There are a few gyms in Drogheda - Jackie Skelly's at the M1 Retail Park (do a search here for comments and observations on JS gyms), Westgate gym in Greenhills (you'd have to drive through Drogheda town centre to get to it from Stamullen) and Aura Leisure on Marley's Lane not too far from Homebase. I was a member of Westgate and wasn't overly impressed (lack of aircon in the gym for a start), membership was €550 or thereabouts. 

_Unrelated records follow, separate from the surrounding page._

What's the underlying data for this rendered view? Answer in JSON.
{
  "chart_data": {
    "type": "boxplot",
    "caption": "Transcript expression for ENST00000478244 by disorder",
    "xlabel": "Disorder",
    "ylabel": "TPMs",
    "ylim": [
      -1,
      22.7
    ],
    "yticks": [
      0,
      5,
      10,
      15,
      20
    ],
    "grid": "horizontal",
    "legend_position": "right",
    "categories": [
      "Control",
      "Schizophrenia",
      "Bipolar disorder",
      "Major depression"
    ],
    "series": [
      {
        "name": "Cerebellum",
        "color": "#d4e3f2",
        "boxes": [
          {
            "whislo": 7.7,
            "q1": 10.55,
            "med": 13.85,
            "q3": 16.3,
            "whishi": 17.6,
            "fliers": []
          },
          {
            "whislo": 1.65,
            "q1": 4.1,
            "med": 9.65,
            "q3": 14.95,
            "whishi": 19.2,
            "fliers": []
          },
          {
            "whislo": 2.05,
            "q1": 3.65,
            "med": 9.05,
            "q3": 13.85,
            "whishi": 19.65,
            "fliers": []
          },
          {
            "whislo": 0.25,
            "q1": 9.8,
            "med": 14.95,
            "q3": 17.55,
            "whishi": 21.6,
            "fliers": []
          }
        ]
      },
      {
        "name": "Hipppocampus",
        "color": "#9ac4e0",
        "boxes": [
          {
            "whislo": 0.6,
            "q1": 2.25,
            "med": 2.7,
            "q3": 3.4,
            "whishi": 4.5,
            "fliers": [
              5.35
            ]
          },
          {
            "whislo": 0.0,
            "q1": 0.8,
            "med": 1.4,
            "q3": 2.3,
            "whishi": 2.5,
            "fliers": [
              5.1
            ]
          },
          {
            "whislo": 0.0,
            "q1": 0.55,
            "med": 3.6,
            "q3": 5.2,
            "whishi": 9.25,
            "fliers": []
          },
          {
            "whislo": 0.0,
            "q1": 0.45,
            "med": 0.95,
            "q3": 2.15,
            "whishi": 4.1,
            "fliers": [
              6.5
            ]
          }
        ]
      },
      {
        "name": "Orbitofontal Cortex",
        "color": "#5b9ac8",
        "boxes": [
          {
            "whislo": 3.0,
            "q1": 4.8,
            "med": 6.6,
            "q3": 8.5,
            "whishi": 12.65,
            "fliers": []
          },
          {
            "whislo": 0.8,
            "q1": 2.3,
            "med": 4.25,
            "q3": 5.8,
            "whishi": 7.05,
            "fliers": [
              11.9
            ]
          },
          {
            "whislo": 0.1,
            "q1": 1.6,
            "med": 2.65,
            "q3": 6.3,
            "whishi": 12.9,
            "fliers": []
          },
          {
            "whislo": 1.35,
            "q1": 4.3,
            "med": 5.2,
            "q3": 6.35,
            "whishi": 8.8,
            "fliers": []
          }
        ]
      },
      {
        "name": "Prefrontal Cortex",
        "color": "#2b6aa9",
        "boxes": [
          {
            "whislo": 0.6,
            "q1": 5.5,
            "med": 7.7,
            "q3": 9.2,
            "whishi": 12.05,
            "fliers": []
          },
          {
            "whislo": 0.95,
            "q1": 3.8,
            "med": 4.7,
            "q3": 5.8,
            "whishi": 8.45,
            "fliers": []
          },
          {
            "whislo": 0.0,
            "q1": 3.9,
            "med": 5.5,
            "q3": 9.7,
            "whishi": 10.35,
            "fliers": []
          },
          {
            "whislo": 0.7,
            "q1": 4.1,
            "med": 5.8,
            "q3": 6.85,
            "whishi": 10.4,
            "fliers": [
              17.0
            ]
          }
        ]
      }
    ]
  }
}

The Aura Leisure website is [broken link removed]


----------



## moondance (9 Jan 2008)

Maybe consider joining a sports club instead. I joined a rowing club before Christmas and it's 120euro a year, they have a full gym, you can train as much or as little as you like but you have a trainer who gives you a programme. And the rowing itself is great fun! Most clubs (like football, rugby, tennis, etc) have their own gyms so it might be a cheaper alternative!


----------



## teddyk (9 Jan 2008)

Boyne Valley Hotel on Dublin Road in Drogheda has a decent gym.  My wife is a member.  See www.bvcc.ie for more details.

teddyk.


----------



## ci1 (9 Jan 2008)

Great thanks everyone.

I've made enquiries with Boyne Valley and Aura.


----------